41 In Hooper v Hooper (above) at 535-538 the High Court applied Barrett (above) with reference to ss 10, 11 and 12 of Part III of the Matrimonial Causes Act 1945 (Cth). The High Court said at 537 that the State laws to which the force of federal law was given were those which might exist from time to time.
42 I refer also the reasoning to the same effect in O'Neill v Mann (2000) 101 FCR 160 at [37] per Finn J, with which, with respect, I agree.
43 In Ruhani (above) the High Court applied Barrett (above) at [8], [61], [80]-[81] and [111].
44 I also reject the submission that the Jurisdiction of Courts (Cross-vesting) Act 1987 (Cth) was intended only to facilitate hearing by the Federal Court of a matter transferred to it and it was not intended to create a new source of original jurisdiction. The respondent placed reliance on the preamble, paragraph (b). In my opinion the language of the Act shows that the Act was intended and, for the Australian Capital Territory, continues to be intended to confer jurisdiction on the Federal Court even where, as here, there has not been a transfer of proceedings. I refer to the balance of the preamble and to the terms of s 5 in contrast to the terms of s 9. I refer also to the structure of s 9(3) dealing separately, in paragraphs (a) and (b), with the jurisdiction conferred on the Court by reference to the content of a territory law relating to cross-vesting and the hearing and determination of proceedings transferred under such a provision. See also the Explanatory Memorandum to the Jurisdiction of Courts (Cross-Vesting) Bill 1986 at paragraph 5; and Bankinvest AG v Seabrook (1988) 14 NSWLR 711 at 713, 724 and 725-6.

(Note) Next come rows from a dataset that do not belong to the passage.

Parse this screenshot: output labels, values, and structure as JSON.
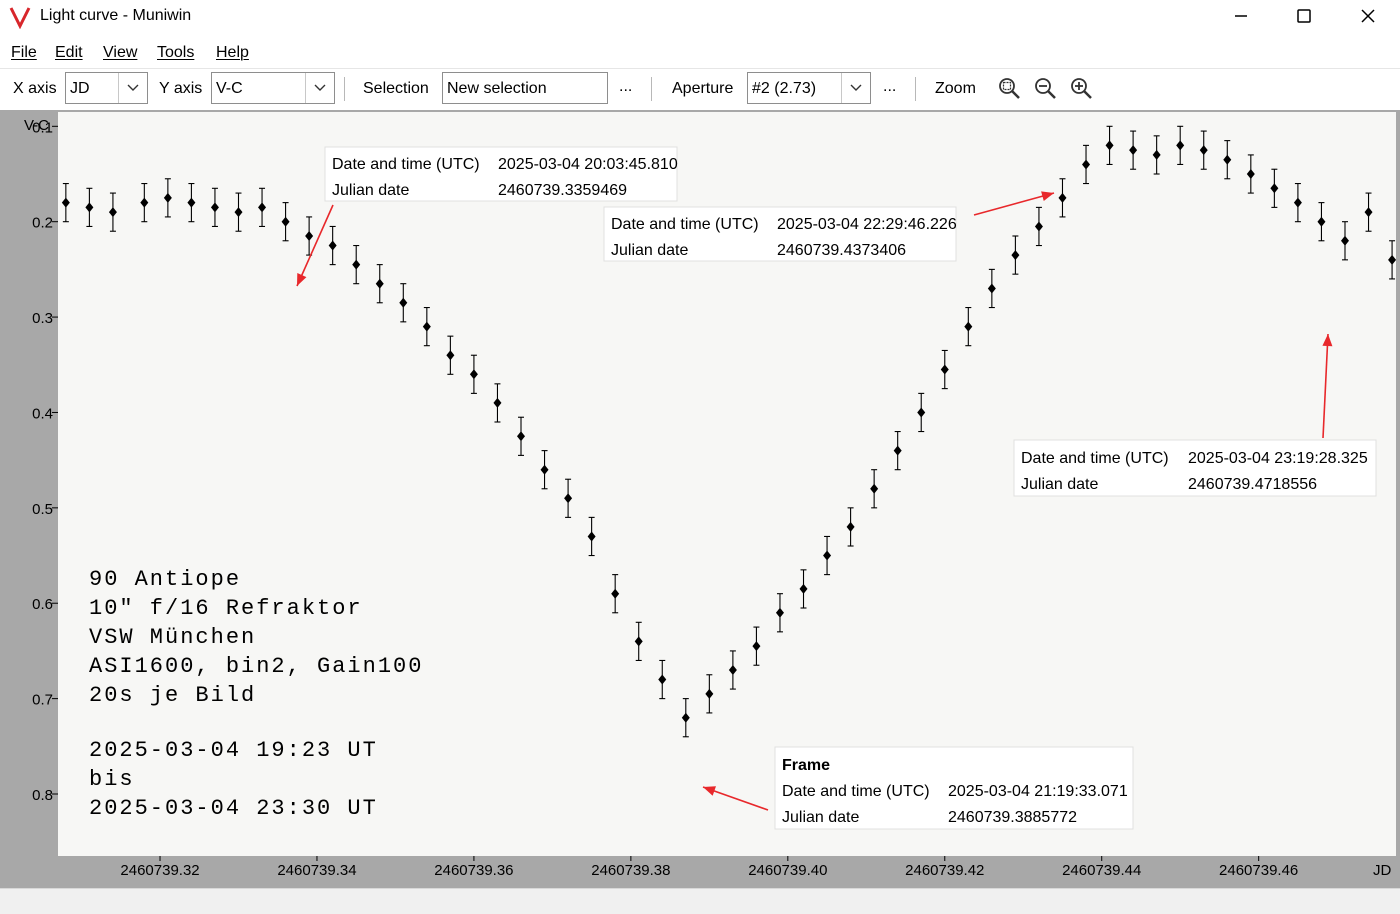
{
  "window": {
    "title": "Light curve - Muniwin"
  },
  "menu": [
    "File",
    "Edit",
    "View",
    "Tools",
    "Help"
  ],
  "toolbar": {
    "x_axis_label": "X axis",
    "x_axis_value": "JD",
    "y_axis_label": "Y axis",
    "y_axis_value": "V-C",
    "selection_label": "Selection",
    "selection_value": "New selection",
    "aperture_label": "Aperture",
    "aperture_value": "#2 (2.73)",
    "ellipsis": "...",
    "zoom_label": "Zoom"
  },
  "colors": {
    "plot_bg": "#f7f7f5",
    "frame_bg": "#a8a8a8",
    "marker": "#000000",
    "annotation_arrow": "#e8282b",
    "app_icon": "#d8262b"
  },
  "notes": {
    "lines_a": [
      "90 Antiope",
      "10\" f/16 Refraktor",
      "VSW München",
      "ASI1600, bin2, Gain100",
      "20s je Bild"
    ],
    "lines_b": [
      "2025-03-04 19:23 UT",
      "bis",
      "2025-03-04 23:30 UT"
    ]
  },
  "annotations": [
    {
      "header": "",
      "rows": [
        [
          "Date and time (UTC)",
          "2025-03-04 20:03:45.810"
        ],
        [
          "Julian date",
          "2460739.3359469"
        ]
      ]
    },
    {
      "header": "",
      "rows": [
        [
          "Date and time (UTC)",
          "2025-03-04 22:29:46.226"
        ],
        [
          "Julian date",
          "2460739.4373406"
        ]
      ]
    },
    {
      "header": "",
      "rows": [
        [
          "Date and time (UTC)",
          "2025-03-04 23:19:28.325"
        ],
        [
          "Julian date",
          "2460739.4718556"
        ]
      ]
    },
    {
      "header": "Frame",
      "rows": [
        [
          "Date and time (UTC)",
          "2025-03-04 21:19:33.071"
        ],
        [
          "Julian date",
          "2460739.3885772"
        ]
      ]
    }
  ],
  "chart_data": {
    "type": "scatter",
    "title": "",
    "xlabel": "JD",
    "ylabel": "V-C",
    "xlim": [
      2460739.307,
      2460739.4775
    ],
    "ylim": [
      0.085,
      0.865
    ],
    "y_inverted": true,
    "error_bars": true,
    "x_ticks": [
      2460739.32,
      2460739.34,
      2460739.36,
      2460739.38,
      2460739.4,
      2460739.42,
      2460739.44,
      2460739.46
    ],
    "x_tick_labels": [
      "2460739.32",
      "2460739.34",
      "2460739.36",
      "2460739.38",
      "2460739.40",
      "2460739.42",
      "2460739.44",
      "2460739.46"
    ],
    "y_ticks": [
      0.1,
      0.2,
      0.3,
      0.4,
      0.5,
      0.6,
      0.7,
      0.8
    ],
    "y_tick_labels": [
      "0.1",
      "0.2",
      "0.3",
      "0.4",
      "0.5",
      "0.6",
      "0.7",
      "0.8"
    ],
    "series": [
      {
        "x": [
          2460739.308,
          2460739.311,
          2460739.314,
          2460739.318,
          2460739.321,
          2460739.324,
          2460739.327,
          2460739.33,
          2460739.333,
          2460739.336,
          2460739.339,
          2460739.342,
          2460739.345,
          2460739.348,
          2460739.351,
          2460739.354,
          2460739.357,
          2460739.36,
          2460739.363,
          2460739.366,
          2460739.369,
          2460739.372,
          2460739.375,
          2460739.378,
          2460739.381,
          2460739.384,
          2460739.387,
          2460739.39,
          2460739.393,
          2460739.396,
          2460739.399,
          2460739.402,
          2460739.405,
          2460739.408,
          2460739.411,
          2460739.414,
          2460739.417,
          2460739.42,
          2460739.423,
          2460739.426,
          2460739.429,
          2460739.432,
          2460739.435,
          2460739.438,
          2460739.441,
          2460739.444,
          2460739.447,
          2460739.45,
          2460739.453,
          2460739.456,
          2460739.459,
          2460739.462,
          2460739.465,
          2460739.468,
          2460739.471,
          2460739.474,
          2460739.477
        ],
        "y": [
          0.18,
          0.185,
          0.19,
          0.18,
          0.175,
          0.18,
          0.185,
          0.19,
          0.185,
          0.2,
          0.215,
          0.225,
          0.245,
          0.265,
          0.285,
          0.31,
          0.34,
          0.36,
          0.39,
          0.425,
          0.46,
          0.49,
          0.53,
          0.59,
          0.64,
          0.68,
          0.72,
          0.695,
          0.67,
          0.645,
          0.61,
          0.585,
          0.55,
          0.52,
          0.48,
          0.44,
          0.4,
          0.355,
          0.31,
          0.27,
          0.235,
          0.205,
          0.175,
          0.14,
          0.12,
          0.125,
          0.13,
          0.12,
          0.125,
          0.135,
          0.15,
          0.165,
          0.18,
          0.2,
          0.22,
          0.19,
          0.24
        ],
        "error": 0.02
      }
    ]
  }
}
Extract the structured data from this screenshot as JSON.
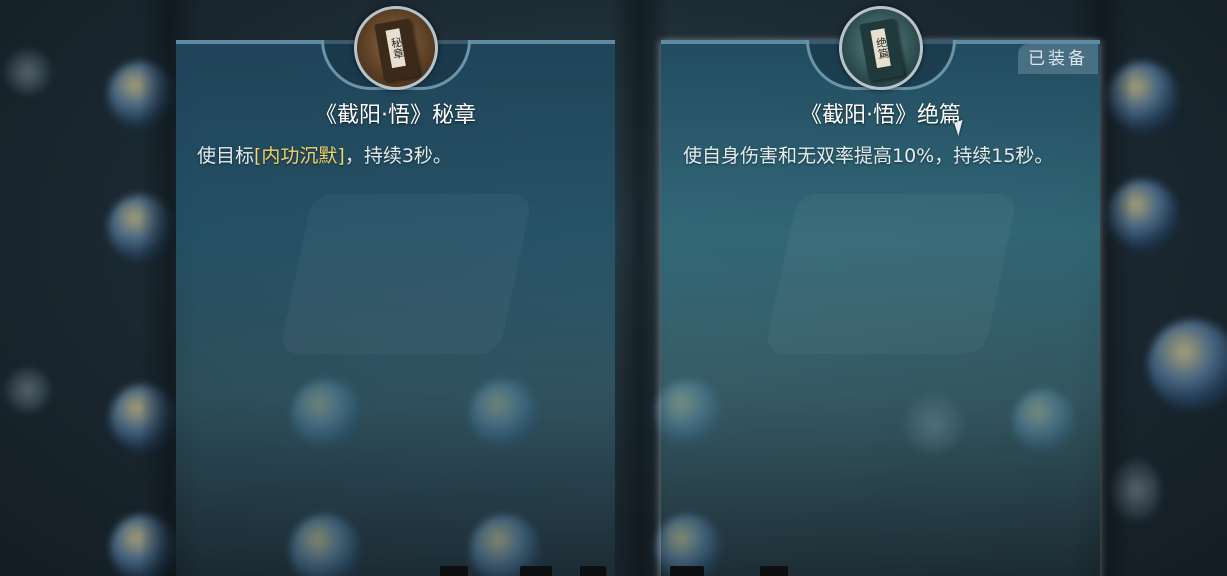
{
  "left_card": {
    "title": "《截阳·悟》秘章",
    "desc_before": "使目标",
    "desc_highlight": "[内功沉默]",
    "desc_after": "，持续3秒。",
    "icon_tag": "秘章"
  },
  "right_card": {
    "title": "《截阳·悟》绝篇",
    "desc": "使自身伤害和无双率提高10%，持续15秒。",
    "badge": "已装备",
    "icon_tag": "绝篇"
  },
  "colors": {
    "highlight": "#f1d36b",
    "card_top_border": "#5f8aa3"
  }
}
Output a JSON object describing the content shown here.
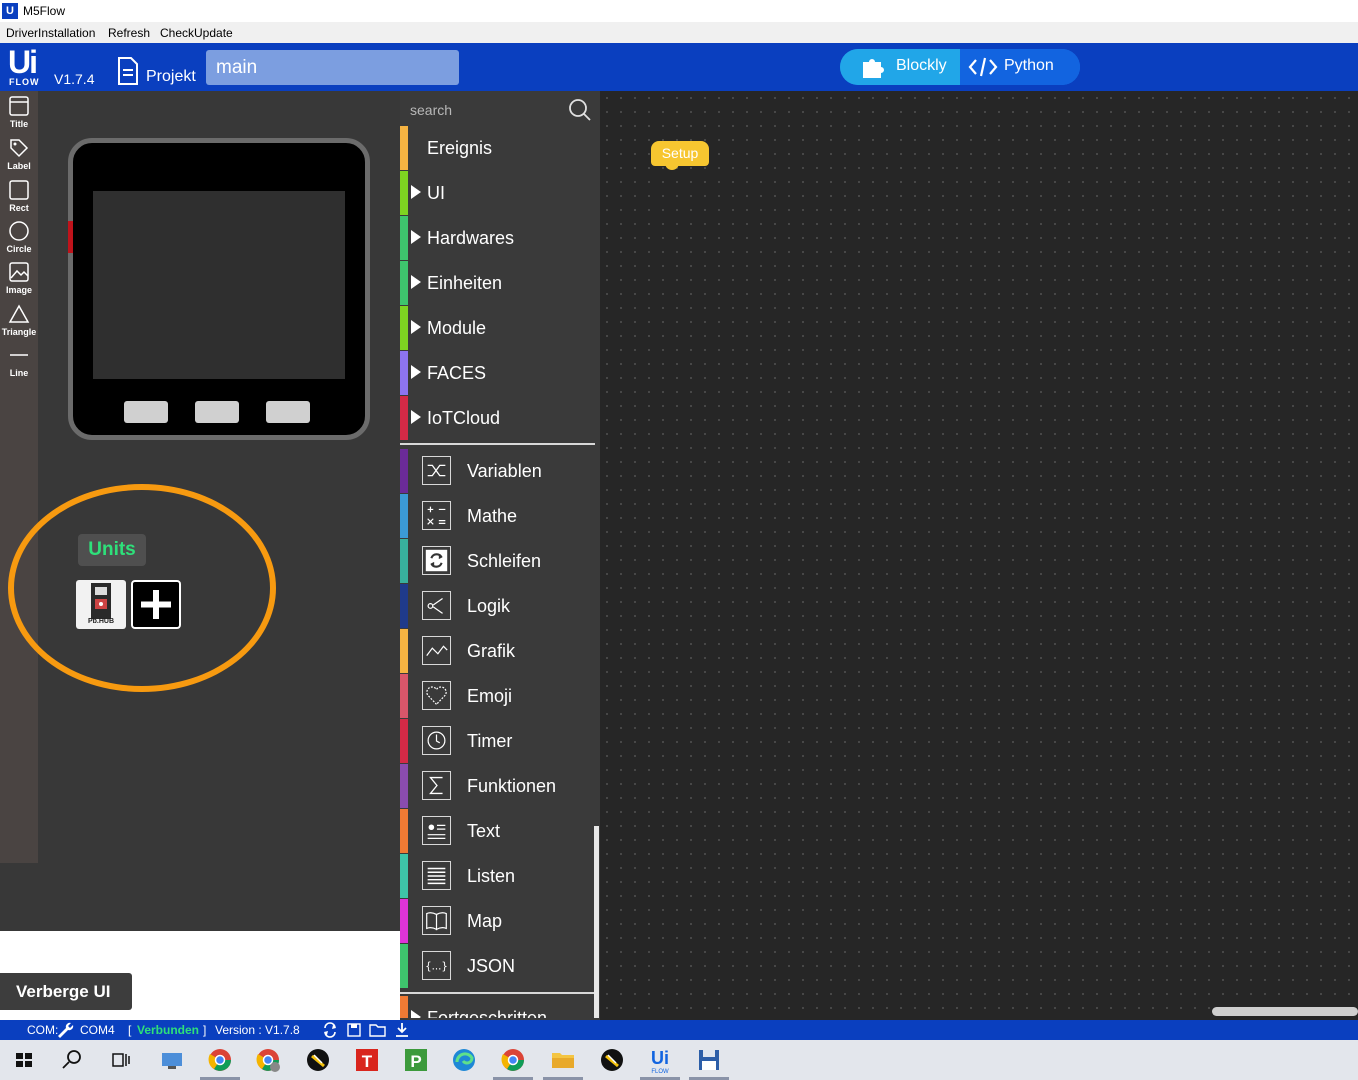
{
  "window": {
    "title": "M5Flow",
    "logo_text": "U"
  },
  "menu": {
    "items": [
      "DriverInstallation",
      "Refresh",
      "CheckUpdate"
    ]
  },
  "header": {
    "logo_big": "Ui",
    "logo_small": "FLOW",
    "version": "V1.7.4",
    "project_label": "Projekt",
    "filename": "main",
    "mode_blockly": "Blockly",
    "mode_python": "Python",
    "active_mode": "Blockly"
  },
  "tools": [
    "Title",
    "Label",
    "Rect",
    "Circle",
    "Image",
    "Triangle",
    "Line"
  ],
  "preview": {
    "units_label": "Units",
    "unit_pbhub_label": "Pb.HUB",
    "hide_ui": "Verberge UI"
  },
  "categories": {
    "search_placeholder": "search",
    "top": [
      {
        "label": "Ereignis",
        "color": "#f5b342",
        "expandable": false
      },
      {
        "label": "UI",
        "color": "#7ed321",
        "expandable": true
      },
      {
        "label": "Hardwares",
        "color": "#3ec46d",
        "expandable": true
      },
      {
        "label": "Einheiten",
        "color": "#3ec46d",
        "expandable": true
      },
      {
        "label": "Module",
        "color": "#7ed321",
        "expandable": true
      },
      {
        "label": "FACES",
        "color": "#8d74f0",
        "expandable": true
      },
      {
        "label": "IoTCloud",
        "color": "#d42a46",
        "expandable": true
      }
    ],
    "bottom": [
      {
        "label": "Variablen",
        "color": "#6b2b99",
        "icon": "variable-icon"
      },
      {
        "label": "Mathe",
        "color": "#3b9ad6",
        "icon": "math-icon"
      },
      {
        "label": "Schleifen",
        "color": "#38b09c",
        "icon": "loop-icon"
      },
      {
        "label": "Logik",
        "color": "#1f3a8a",
        "icon": "logic-icon"
      },
      {
        "label": "Grafik",
        "color": "#f5b342",
        "icon": "graph-icon"
      },
      {
        "label": "Emoji",
        "color": "#d9566a",
        "icon": "heart-icon"
      },
      {
        "label": "Timer",
        "color": "#d42a46",
        "icon": "clock-icon"
      },
      {
        "label": "Funktionen",
        "color": "#8a4cae",
        "icon": "sigma-icon"
      },
      {
        "label": "Text",
        "color": "#f07a34",
        "icon": "text-icon"
      },
      {
        "label": "Listen",
        "color": "#3ec4a8",
        "icon": "list-icon"
      },
      {
        "label": "Map",
        "color": "#e034d8",
        "icon": "book-icon"
      },
      {
        "label": "JSON",
        "color": "#3ec46d",
        "icon": "json-icon"
      }
    ],
    "cut_off": {
      "label": "Fortgeschritten",
      "color": "#f07a34"
    }
  },
  "workspace": {
    "setup_block": "Setup"
  },
  "status": {
    "com_label": "COM:",
    "port": "COM4",
    "bracket_open": "[",
    "connection": "Verbunden",
    "bracket_close": "]",
    "version": "Version : V1.7.8"
  },
  "colors": {
    "header_blue": "#0a3fbf",
    "connected_green": "#2ee07a",
    "highlight_orange": "#f79a10",
    "setup_yellow": "#f7c630"
  }
}
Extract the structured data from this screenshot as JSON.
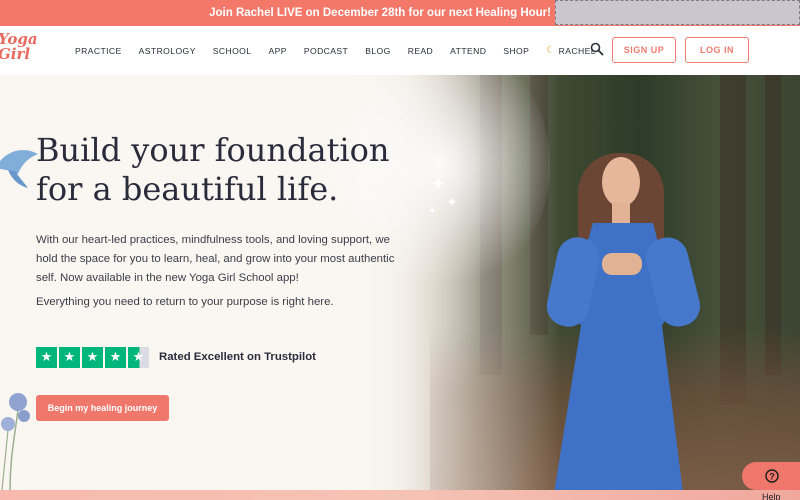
{
  "announcement": {
    "text": "Join Rachel LIVE on December 28th for our next Healing Hour!"
  },
  "logo": {
    "line1": "Yoga",
    "line2": "Girl"
  },
  "nav": {
    "items": [
      "PRACTICE",
      "ASTROLOGY",
      "SCHOOL",
      "APP",
      "PODCAST",
      "BLOG",
      "READ",
      "ATTEND",
      "SHOP"
    ],
    "rachel_label": "RACHEL",
    "signup_label": "SIGN UP",
    "login_label": "LOG IN"
  },
  "hero": {
    "headline_line1": "Build your foundation",
    "headline_line2": "for a beautiful life.",
    "lead": "With our heart-led practices, mindfulness tools, and loving support, we hold the space for you to learn, heal, and grow into your most authentic self. Now available in the new Yoga Girl School app!",
    "sub": "Everything you need to return to your purpose is right here.",
    "trustpilot_text": "Rated Excellent on Trustpilot",
    "trustpilot_rating": 4.5,
    "cta_label": "Begin my healing journey"
  },
  "help": {
    "label": "Help"
  },
  "colors": {
    "accent": "#f0776c",
    "trustpilot_green": "#00b67a",
    "text_dark": "#2a2c3c"
  }
}
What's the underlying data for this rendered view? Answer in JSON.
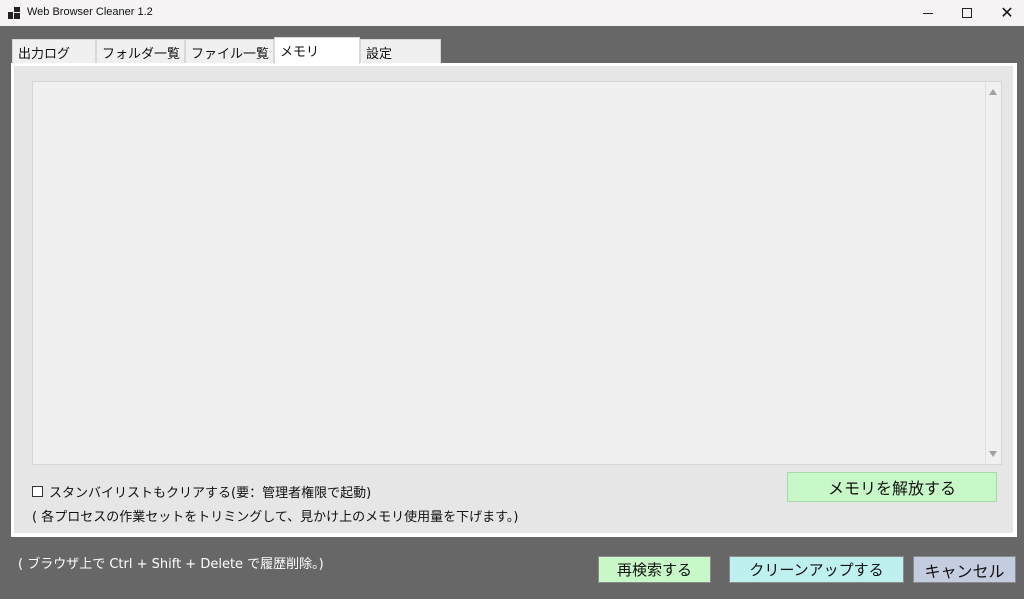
{
  "window": {
    "title": "Web Browser Cleaner 1.2",
    "minimize_icon": "minimize-icon",
    "maximize_icon": "maximize-icon",
    "close_icon": "close-icon",
    "close_glyph": "✕"
  },
  "tabs": [
    {
      "label": "出力ログ",
      "active": false
    },
    {
      "label": "フォルダ一覧",
      "active": false
    },
    {
      "label": "ファイル一覧",
      "active": false
    },
    {
      "label": "メモリ",
      "active": true
    },
    {
      "label": "設定",
      "active": false
    }
  ],
  "memory_panel": {
    "output_text": "",
    "standby_checkbox": {
      "label": "スタンバイリストもクリアする(要：管理者権限で起動)",
      "checked": false
    },
    "note": "( 各プロセスの作業セットをトリミングして、見かけ上のメモリ使用量を下げます。)",
    "release_button": "メモリを解放する"
  },
  "footer": {
    "hint": "( ブラウザ上で Ctrl + Shift + Delete で履歴削除。)",
    "research_button": "再検索する",
    "cleanup_button": "クリーンアップする",
    "cancel_button": "キャンセル"
  },
  "colors": {
    "background": "#676767",
    "release_button": "#c8f8c8",
    "research_button": "#c8f8c8",
    "cleanup_button": "#bff0f0",
    "cancel_button": "#c4cce0"
  }
}
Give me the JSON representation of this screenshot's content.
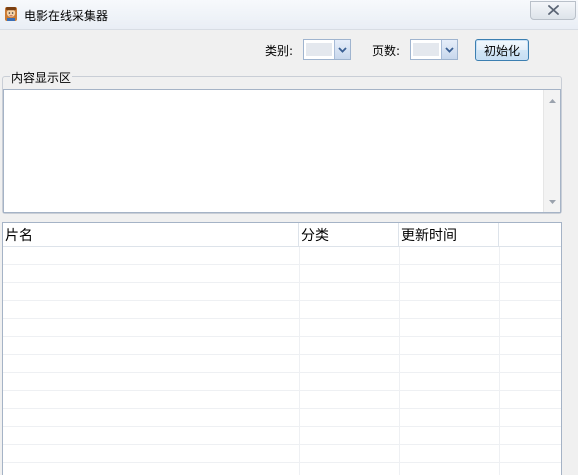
{
  "window": {
    "title": "电影在线采集器",
    "icon": "app-character-icon",
    "close_icon": "close-icon"
  },
  "toolbar": {
    "category_label": "类别:",
    "category_value": "",
    "pages_label": "页数:",
    "pages_value": "",
    "init_button": "初始化"
  },
  "content_group": {
    "legend": "内容显示区",
    "text": ""
  },
  "list": {
    "columns": [
      "片名",
      "分类",
      "更新时间",
      ""
    ],
    "rows": []
  },
  "colors": {
    "window_bg": "#f0f0f0",
    "button_border": "#3c7fb1",
    "field_border": "#a5b3c6"
  }
}
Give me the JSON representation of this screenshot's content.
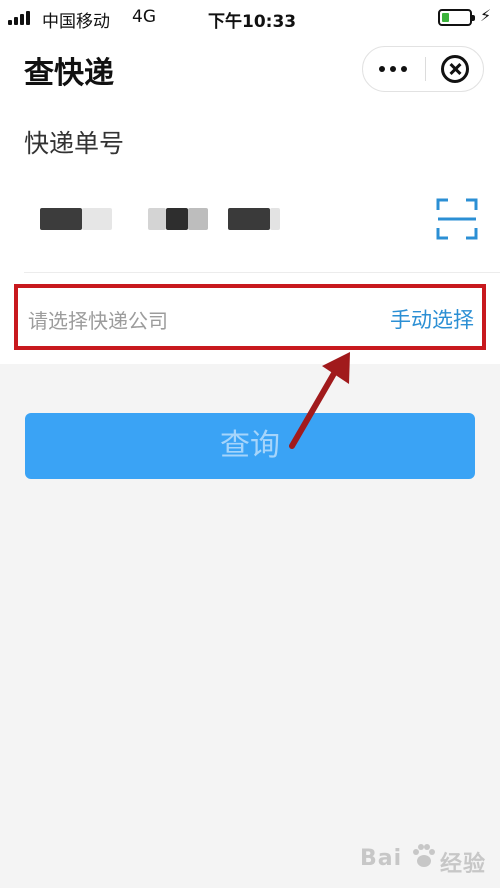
{
  "status_bar": {
    "carrier": "中国移动",
    "network": "4G",
    "time": "下午10:33",
    "battery_level": 0.25,
    "battery_color": "#3bb33b"
  },
  "header": {
    "title": "查快递",
    "more_icon": "more-dots-icon",
    "close_icon": "close-circle-icon"
  },
  "form": {
    "tracking_label": "快递单号",
    "tracking_value_state": "redacted",
    "scan_icon": "scan-icon",
    "company_placeholder": "请选择快递公司",
    "manual_select_label": "手动选择"
  },
  "search_button": {
    "label": "查询",
    "color": "#3aa3f5"
  },
  "annotation": {
    "highlight_color": "#c8191e"
  },
  "watermark": {
    "text_left": "Bai",
    "text_right": "经验"
  }
}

45 In my view this analysis establishes the jurisdiction of the Federal Court to hear and determine the substantive defamation proceedings. It follows that the interlocutory application should be dismissed.
46 Because it is not necessary to decide other jurisdictional questions involving the Constitution the Court should not do so: see ICM Agriculture Pty Ltd v Commonwealth (2009) 240 CLR 140 at [141] and the authorities there cited. In particular, I do not consider whether disputes under Chapter 9 of the Civil Law (Wrongs) Act 2002 (ACT) or the common law as it applies in the Australian Capital Territory otherwise arise under laws made by the Parliament within s 76(ii) of the Constitution: compare O'Neill v Mann (2000) 101 FCR 160.